A far saltare il banco è l’inchiesta della Procura di Palermo che coinvolge Salvatore Iacolino, figura chiave dell’amministrazione regionale, recentemente scelto dal governo per guidare il Policlinico di Messina. L’ipotesi degli inquirenti è pesante: Iacolino avrebbe messo la sua influenza al servizio di Carmelo Vetro, esponente di spicco della mafia di Favara.
Per le opposizioni, non si tratta di un “incidente di percorso”, ma del fallimento di un intero sistema di gestione del potere.
“Schifani deve staccare la spina”, ha tuonato Anthony Barbagallo (Pd), avvertendo che, in assenza di un passo indietro, la protesta si sposterà dalle aule parlamentari alle piazze di tutta l’isola.
Dura anche la posizione di Nuccio Di Paola (M5S), che parla di una Sicilia “assuefatta agli scandali” e presenta la coalizione progressista come un’alternativa già pronta e coesa.
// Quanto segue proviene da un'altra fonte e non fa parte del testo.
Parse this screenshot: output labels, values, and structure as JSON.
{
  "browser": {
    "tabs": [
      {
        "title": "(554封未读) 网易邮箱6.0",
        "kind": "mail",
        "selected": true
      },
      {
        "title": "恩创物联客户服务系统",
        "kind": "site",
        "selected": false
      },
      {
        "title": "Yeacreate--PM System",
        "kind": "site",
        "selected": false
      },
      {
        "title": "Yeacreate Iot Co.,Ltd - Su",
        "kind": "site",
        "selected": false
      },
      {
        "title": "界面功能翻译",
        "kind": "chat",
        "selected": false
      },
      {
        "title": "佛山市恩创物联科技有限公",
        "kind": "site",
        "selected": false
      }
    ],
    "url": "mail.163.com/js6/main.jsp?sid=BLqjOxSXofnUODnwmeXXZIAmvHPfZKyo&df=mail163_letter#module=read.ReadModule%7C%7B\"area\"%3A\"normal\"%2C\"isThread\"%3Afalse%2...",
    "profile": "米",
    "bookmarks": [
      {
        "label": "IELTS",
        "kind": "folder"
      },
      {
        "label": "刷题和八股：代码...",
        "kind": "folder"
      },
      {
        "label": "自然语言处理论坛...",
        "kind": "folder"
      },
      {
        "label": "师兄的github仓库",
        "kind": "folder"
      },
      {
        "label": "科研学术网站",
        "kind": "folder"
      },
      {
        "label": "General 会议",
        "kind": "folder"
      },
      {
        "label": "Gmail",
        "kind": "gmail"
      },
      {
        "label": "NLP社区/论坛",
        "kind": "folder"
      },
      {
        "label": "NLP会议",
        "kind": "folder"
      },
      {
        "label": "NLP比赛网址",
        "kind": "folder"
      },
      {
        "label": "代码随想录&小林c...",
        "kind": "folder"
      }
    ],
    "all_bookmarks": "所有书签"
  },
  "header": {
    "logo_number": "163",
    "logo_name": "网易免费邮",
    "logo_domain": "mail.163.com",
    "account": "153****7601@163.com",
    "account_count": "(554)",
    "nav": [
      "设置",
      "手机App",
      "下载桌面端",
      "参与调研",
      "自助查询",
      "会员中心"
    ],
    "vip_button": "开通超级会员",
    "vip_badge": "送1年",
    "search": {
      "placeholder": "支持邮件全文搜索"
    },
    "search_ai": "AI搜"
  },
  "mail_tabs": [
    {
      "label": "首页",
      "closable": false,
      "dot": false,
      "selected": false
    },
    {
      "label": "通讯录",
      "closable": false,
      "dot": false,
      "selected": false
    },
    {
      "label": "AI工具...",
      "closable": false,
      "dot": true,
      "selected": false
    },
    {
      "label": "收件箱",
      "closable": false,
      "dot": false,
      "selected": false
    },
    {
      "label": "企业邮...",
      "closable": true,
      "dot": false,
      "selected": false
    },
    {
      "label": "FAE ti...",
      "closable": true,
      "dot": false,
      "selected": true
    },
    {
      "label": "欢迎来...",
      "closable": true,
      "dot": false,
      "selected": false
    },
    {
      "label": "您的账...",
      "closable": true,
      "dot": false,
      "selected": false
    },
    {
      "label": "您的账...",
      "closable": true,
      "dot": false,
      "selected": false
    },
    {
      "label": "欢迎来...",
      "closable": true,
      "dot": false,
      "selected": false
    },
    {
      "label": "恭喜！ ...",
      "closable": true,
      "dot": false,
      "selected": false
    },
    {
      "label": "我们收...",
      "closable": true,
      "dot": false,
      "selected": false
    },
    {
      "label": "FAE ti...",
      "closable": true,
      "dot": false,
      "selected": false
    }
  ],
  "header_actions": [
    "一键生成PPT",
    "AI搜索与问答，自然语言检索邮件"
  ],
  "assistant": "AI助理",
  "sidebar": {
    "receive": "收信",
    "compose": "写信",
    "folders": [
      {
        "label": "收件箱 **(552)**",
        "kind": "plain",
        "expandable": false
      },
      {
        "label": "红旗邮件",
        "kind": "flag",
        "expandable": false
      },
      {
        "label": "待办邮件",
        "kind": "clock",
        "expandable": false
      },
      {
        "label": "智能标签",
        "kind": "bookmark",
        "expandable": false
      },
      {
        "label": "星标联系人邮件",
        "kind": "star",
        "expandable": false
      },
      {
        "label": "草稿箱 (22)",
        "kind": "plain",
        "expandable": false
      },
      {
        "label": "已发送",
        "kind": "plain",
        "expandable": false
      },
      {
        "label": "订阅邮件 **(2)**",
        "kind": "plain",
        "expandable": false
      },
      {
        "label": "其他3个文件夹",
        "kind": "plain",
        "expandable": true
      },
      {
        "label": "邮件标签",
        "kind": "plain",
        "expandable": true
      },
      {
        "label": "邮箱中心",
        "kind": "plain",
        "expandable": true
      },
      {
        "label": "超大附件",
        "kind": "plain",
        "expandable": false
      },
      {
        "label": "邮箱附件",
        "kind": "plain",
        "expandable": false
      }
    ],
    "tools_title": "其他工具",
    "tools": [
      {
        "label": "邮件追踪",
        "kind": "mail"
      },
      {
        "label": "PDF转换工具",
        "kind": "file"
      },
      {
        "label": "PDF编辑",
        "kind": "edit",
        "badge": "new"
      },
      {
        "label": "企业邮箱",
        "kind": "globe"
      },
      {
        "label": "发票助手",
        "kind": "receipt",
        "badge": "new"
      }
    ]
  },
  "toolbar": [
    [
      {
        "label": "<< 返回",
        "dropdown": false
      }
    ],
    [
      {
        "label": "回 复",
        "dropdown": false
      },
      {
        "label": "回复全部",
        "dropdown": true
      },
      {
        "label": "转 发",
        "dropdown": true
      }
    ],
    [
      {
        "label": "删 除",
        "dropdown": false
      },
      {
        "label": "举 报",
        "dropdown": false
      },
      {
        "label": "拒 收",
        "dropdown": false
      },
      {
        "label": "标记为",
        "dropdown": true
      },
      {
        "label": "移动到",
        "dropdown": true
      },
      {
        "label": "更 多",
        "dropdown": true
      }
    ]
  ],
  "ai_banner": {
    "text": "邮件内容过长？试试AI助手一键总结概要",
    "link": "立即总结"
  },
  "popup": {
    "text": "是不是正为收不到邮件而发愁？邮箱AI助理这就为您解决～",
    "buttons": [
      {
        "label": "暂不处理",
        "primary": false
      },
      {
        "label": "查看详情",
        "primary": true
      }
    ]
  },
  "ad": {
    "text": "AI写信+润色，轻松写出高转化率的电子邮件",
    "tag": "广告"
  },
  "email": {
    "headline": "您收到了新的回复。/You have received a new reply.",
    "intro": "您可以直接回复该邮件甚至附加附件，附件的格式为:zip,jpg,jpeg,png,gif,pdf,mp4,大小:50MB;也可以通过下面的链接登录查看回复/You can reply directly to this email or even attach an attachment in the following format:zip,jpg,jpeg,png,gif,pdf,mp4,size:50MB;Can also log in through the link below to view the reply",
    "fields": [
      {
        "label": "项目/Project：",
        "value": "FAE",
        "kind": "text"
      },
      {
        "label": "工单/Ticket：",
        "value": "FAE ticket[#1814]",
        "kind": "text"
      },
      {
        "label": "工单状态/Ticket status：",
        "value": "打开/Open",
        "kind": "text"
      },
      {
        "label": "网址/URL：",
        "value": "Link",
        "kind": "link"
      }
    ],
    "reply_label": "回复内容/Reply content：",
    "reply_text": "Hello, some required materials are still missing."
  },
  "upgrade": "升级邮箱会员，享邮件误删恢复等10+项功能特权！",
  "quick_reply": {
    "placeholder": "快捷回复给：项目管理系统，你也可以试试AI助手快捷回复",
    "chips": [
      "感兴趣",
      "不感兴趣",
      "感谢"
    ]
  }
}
Sulla stessa linea Ismaele La Vardera (Controcorrente) e i rappresentanti di Europa Verde e Sinistra Italiana, che individuano in Schifani il “responsabile politico” primario, colpevole di non vigilare su ciò che accade all’interno dei suoi stessi uffici.
Tra i presenti alla conferenza stampa, l’on Nino Oddo vice segretario nazionale del PSI.